If you ask me, I still think it's a good idea. Of course, now I know how complicated and unreadable tax codes have become.
The advantages are obvious.
Don't like their fancy new development scheme in the New Territories? Put your money somewhere else.
Don't like the NSA? (Hello NSA bots/agents!) Just don't pay them. The effects would be instantaneous - can you imagine what a conservative 40% reduction in budget would do to them? (OK, maybe they're making money elsewhere)
Don't like wars? You can now not pay for them. How many people would actually want to pay for a war, when you consider all the marvelous possibilities.
Don't like Common Core? Don't pay them.
Like the National parks just a bit? Pay them.
Like your government library? Pay them. Maybe they'll even get smart and create patron programs.
Government school ruined your childhood? Don't pay them ever again!
Enjoyed your stay at the hospital? Pay 'em.

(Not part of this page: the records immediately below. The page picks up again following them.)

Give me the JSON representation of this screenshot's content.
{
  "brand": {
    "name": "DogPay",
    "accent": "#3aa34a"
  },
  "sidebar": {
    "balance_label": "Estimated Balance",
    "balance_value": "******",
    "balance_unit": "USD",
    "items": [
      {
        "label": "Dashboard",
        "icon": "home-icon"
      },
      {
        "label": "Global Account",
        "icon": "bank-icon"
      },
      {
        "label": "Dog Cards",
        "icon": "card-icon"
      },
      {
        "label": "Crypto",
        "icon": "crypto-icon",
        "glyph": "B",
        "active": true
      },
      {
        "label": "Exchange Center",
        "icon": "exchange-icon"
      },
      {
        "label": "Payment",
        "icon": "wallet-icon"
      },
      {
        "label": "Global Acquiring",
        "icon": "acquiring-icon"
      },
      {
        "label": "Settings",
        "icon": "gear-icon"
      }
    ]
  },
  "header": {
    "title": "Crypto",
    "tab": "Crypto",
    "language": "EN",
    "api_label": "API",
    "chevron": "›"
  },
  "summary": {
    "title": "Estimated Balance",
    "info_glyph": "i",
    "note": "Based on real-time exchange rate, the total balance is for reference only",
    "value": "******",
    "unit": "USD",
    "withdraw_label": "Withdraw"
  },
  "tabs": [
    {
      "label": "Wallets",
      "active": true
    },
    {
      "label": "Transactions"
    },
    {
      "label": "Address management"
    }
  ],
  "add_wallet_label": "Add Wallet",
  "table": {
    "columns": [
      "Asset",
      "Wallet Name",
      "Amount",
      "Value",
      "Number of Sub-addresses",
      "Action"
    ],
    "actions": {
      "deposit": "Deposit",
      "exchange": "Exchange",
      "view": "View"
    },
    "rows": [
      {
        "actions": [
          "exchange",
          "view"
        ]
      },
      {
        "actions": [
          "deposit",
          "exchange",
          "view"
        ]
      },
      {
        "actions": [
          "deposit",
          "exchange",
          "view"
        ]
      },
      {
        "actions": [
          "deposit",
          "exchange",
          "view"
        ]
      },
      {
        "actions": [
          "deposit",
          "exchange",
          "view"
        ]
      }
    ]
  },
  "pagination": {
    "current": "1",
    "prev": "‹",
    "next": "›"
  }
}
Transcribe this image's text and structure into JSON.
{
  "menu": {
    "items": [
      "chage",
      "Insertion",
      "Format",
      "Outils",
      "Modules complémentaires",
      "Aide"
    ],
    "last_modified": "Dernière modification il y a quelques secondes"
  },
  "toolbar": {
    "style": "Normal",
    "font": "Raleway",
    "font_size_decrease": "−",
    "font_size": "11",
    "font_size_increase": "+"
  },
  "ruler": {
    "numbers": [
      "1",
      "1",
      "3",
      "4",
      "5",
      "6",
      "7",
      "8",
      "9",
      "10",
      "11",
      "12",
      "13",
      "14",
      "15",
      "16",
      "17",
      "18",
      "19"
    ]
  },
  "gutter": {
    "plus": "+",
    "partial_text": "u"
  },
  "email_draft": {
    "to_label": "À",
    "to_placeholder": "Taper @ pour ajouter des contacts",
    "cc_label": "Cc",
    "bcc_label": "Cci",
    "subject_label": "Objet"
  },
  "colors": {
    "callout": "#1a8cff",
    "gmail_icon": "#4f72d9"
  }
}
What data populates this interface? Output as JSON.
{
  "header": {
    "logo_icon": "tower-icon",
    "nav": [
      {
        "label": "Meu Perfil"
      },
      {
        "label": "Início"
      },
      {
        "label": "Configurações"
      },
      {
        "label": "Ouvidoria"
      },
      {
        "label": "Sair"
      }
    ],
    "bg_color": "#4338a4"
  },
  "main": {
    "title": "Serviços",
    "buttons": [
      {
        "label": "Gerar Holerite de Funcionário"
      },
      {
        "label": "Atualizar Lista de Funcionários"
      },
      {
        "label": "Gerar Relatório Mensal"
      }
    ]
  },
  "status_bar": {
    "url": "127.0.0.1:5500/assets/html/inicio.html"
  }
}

Isn't this fun? Of course. It's infinitely better than demonstrations, getting monitored and/or arrested by police you paid for with your hard-earned money!
And here's some food for thought. Why has no major government adopted such a scheme?
Hint: It would be like shooting oneself in the foot!
1 comment:
I would really love to see different government departments compete with each other to the taxpayers to provide funding for them. Imagine the Water Supplies Department competing with the AFCD for your money :D
Yes, I think the departments could then work as state-sanctioned monopolies. Probably with more accounting and advertising overhead, but I don't think there's anything fundamentally "wrong" with such a proposal.
A result of this would be departments favouring their benefactors, as there would then be a direct relationship between the tax payer and the department. This could have different implications, depending on the tax base. Say there is corporate tax, and the land developers paid a lot of tax to the Planning Department. Open bribery! Perhaps it would be better if each voter had equal allocation portion of the budget, and no corporate representation.
Getting this to actually be implemented in any non-anarchic state (i.e. Somalia) is going to be really difficult, though. Power tends to gravitate together, and government bureaucracies do not easily let go of power.